The Bulls know they need to spread out the defense, but do not seem interested in taking any more threes than last year.

“It’s hard to play in a crowd,” Billy Donovan said. “We’ve got to give each other space. The more that we can move the ball and create good space, the more they’ll have good opportunities to attack.”

The Bulls have spent the preseason preaching pace and randomness in order to build a more sustainable offense. The idea is to circumvent their lack of shooting with transition play and randomness.

Donovan has found success with his five-man bench lineup that plays especially fast. The Bulls were third in the NBA in their percent of plays in transition and led the league in effective field goal percentage, in large part due to getting those easy baskets on the break.

Trouble is, lineups with Zach LaVine and DeMar DeRozan are generally slower and an overreliance on them is what led to the offense stagnating last year. The Bulls were in transition on 13.1 percent of their plays with DeRozan on the floor, but 15.2 percent of the time when he was on the bench. If the Bulls bench unit will be the lineup that runs the most, the Bulls offense with DeRozan on the court might still play slowly.

“We all know who the main guys are going to be on the court at the end of games,” LaVine. “I think it’s just leading up to that point, can you steal a couple points here, gets some runs, get some extra energy from guys.”

The key will be blending that speed with DeRozan’s methodical approach. They’ll always be able to rely on getting a good look with a shot clock winding down, but this hybrid approach will help them generate easier looks in early shot clock situations.

“He plays with a tempo and pace to his game and I don’t want to change that,” Donovan said of DeRozan. “But he needs space like any other player needs space, and part of the way to get space is you’ve got to move. He understands not only are players going to do that for him, but he’s got to do that for other players as well.”

“He gets those kinds of things in terms of the big picture of where you’re trying to get to as a team.”

So if the Bulls preseason success is derived from their transition attack, but that transition attack came mostly from the second unit, how does the first unit benefit from that pace or implement it in their own group?

“As the starting group, we need to bring our own energy as well.
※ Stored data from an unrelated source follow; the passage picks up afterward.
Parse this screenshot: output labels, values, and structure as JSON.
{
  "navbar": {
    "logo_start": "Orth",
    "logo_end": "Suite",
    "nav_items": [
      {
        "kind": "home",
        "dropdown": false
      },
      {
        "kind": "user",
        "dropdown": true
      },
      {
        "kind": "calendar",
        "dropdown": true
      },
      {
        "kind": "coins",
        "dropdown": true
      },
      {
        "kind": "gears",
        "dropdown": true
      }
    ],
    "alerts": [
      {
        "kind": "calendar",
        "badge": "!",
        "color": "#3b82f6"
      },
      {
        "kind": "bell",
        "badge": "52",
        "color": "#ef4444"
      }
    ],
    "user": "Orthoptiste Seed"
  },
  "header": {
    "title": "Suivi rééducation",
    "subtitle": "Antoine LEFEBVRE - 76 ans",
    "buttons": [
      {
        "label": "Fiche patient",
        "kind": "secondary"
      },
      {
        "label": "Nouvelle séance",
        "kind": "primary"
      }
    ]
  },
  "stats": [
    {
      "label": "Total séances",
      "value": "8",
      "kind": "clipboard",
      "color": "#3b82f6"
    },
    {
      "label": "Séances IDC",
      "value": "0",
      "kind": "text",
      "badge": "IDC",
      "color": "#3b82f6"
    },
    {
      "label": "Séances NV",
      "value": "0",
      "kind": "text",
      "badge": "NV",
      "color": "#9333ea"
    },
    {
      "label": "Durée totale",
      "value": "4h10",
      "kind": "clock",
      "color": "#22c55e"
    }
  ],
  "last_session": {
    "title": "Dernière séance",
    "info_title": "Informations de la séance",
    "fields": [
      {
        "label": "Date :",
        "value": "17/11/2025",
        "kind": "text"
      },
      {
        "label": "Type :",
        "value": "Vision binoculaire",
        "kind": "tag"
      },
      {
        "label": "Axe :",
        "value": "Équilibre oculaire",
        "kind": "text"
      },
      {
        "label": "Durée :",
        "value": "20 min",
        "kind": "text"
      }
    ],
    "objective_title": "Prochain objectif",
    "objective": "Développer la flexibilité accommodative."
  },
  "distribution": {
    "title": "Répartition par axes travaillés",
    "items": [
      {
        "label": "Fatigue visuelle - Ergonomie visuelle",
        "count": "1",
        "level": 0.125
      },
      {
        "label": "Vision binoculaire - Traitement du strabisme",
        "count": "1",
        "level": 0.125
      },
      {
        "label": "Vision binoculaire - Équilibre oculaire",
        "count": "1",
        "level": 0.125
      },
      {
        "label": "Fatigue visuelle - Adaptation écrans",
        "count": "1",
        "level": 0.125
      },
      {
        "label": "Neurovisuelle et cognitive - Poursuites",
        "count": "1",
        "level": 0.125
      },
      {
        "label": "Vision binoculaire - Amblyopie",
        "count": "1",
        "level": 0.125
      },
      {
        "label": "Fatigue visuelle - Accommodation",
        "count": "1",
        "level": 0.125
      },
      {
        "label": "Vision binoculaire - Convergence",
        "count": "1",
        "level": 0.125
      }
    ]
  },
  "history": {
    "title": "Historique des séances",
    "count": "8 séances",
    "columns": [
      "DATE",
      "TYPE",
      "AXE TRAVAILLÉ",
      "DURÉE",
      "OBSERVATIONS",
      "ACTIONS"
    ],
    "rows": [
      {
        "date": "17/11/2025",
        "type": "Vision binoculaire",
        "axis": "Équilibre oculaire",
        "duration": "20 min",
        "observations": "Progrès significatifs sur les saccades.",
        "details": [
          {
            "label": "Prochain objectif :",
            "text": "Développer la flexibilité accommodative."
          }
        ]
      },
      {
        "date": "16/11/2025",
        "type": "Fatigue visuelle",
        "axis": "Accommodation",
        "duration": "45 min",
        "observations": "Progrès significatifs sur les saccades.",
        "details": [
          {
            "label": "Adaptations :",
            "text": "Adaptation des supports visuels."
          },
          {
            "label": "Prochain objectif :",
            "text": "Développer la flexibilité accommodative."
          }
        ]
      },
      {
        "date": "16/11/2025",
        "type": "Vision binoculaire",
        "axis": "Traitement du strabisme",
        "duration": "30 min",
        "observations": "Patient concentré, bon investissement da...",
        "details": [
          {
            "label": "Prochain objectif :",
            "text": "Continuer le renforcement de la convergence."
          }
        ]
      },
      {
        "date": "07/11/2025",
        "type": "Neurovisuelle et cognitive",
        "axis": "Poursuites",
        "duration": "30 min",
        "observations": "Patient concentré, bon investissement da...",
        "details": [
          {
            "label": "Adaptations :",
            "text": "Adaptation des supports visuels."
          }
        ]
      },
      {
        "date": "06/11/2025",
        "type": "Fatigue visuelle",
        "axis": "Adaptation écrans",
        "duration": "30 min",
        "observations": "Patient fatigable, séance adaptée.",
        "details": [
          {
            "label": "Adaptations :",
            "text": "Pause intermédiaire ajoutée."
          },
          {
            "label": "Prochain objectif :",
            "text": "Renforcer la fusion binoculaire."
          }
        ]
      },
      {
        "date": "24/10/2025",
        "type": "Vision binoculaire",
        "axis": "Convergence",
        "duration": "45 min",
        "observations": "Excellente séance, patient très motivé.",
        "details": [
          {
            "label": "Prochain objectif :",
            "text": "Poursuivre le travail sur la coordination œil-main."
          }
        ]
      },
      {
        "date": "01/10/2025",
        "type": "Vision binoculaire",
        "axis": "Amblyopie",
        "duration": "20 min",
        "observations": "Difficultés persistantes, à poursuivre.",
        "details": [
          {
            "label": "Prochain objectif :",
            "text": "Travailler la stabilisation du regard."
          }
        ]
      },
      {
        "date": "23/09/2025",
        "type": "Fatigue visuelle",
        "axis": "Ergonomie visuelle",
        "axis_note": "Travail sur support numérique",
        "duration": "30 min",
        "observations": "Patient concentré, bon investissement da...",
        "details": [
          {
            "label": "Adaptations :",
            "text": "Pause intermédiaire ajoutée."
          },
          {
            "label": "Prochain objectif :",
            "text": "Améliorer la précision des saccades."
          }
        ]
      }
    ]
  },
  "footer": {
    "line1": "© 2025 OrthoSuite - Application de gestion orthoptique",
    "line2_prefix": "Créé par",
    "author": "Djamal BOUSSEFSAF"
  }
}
We all are great individually, and at times last year we saw how good that can be. But just playing as one unit, instead of looking like OK he gets a shot, now he gets a shot this time. Bringing it all as one unit and trying to get energy that way instead of looking to one or two guys to run the offense.”

The Bulls are clearly going about this with the right mentality and I’m not doubting the ability for lineups with DeRozan, LaVine and Nikola Vucevic to improve their fastbreak game. Transition isn’t even the only piece that makes up the randomness puzzle.

That said, this will be a work in progress. Whether or not they can accomplish this level of pace throughout the season. Hopefully the additions of Javonte Green and Ayo Dosunmu to the starting lineup spark an early effort for fastbreak offense. But I’m curious to see how this rapid pace translates to the regular season.